All Around This Part, Ravine Followed Ravine, With
Beautiful Vistas Between, Affording A Continuous Luxury Of Scenic
Gratification.
Presently we reached what is called by many the grandest
scenery on the American Continent, known as Cape Horn;
It is where the
train winds round a mountain side, on a narrow ledge, and at such a
height, that to hold one's hand out of the window would be to hold it
over a sheer precipice of 2,500 feet. The train runs along the ledge or
narrow roadway cut in the face of the mountain rock, and all around is
presented a spectacle of the majesty of Nature, which only such a range
of mountains as the Sierra Nevada could produce.
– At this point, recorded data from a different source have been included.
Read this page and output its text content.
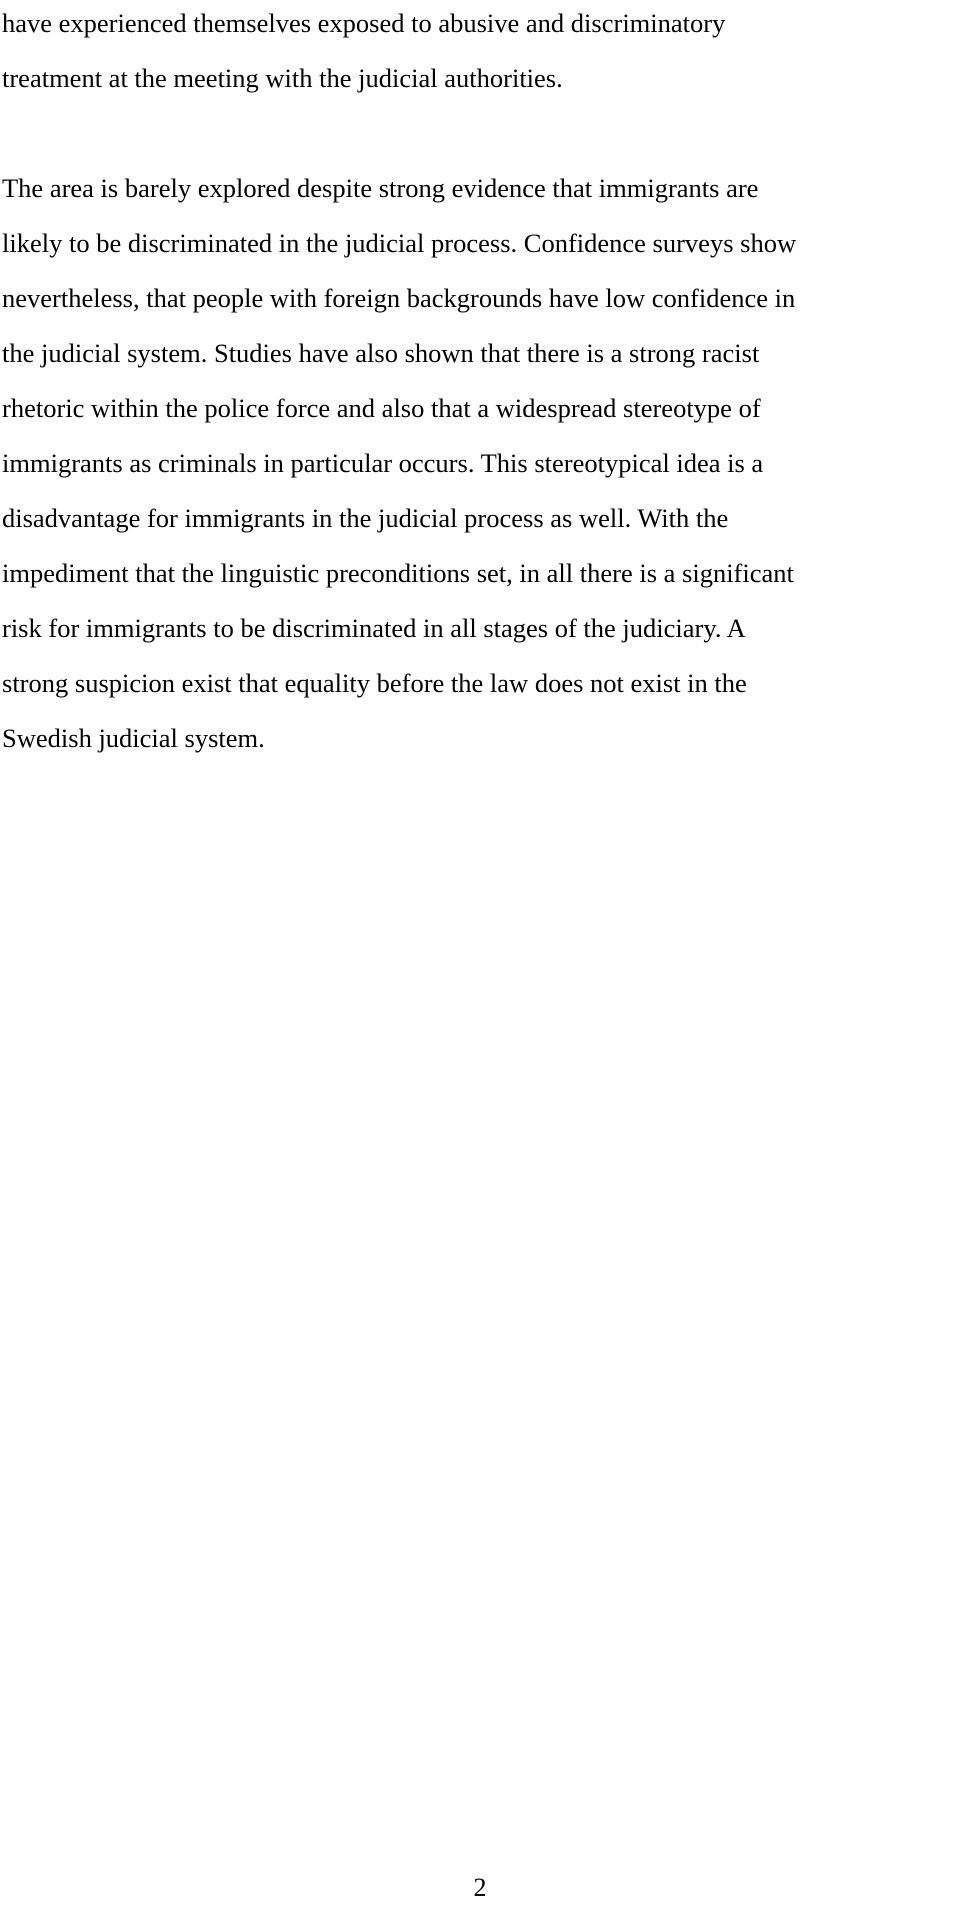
have experienced themselves exposed to abusive and discriminatory
treatment at the meeting with the judicial authorities.
The area is barely explored despite strong evidence that immigrants are
likely to be discriminated in the judicial process. Confidence surveys show
nevertheless, that people with foreign backgrounds have low confidence in
the judicial system. Studies have also shown that there is a strong racist
rhetoric within the police force and also that a widespread stereotype of
immigrants as criminals in particular occurs. This stereotypical idea is a
disadvantage for immigrants in the judicial process as well. With the
impediment that the linguistic preconditions set, in all there is a significant
risk for immigrants to be discriminated in all stages of the judiciary. A
strong suspicion exist that equality before the law does not exist in the
Swedish judicial system.
2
About 14 miles from Truckee, we reach a station called "Summit," which
lies at an elevation of 7,017 feet, and is the highest point on the
Sierra Nevada Mountains reached by railroads, but the granite peaks rise
up to an altitude of over 10,000 feet. Grizzly bears, and other wild
creatures, find their homes in the recesses of these fastnesses. On
leaving these mountains we make a rapid descent, and in an hour feel
that we are in another country. At Colfax I bought fruit; at Arlington
the temperature was like summer. At Rockling Station I saw some very
fine orange trees, full of splendid fruit. Now we have entered the
fertile plains of North California, and run through cultivated lands,
till we reach Sacramento, the capital of the State.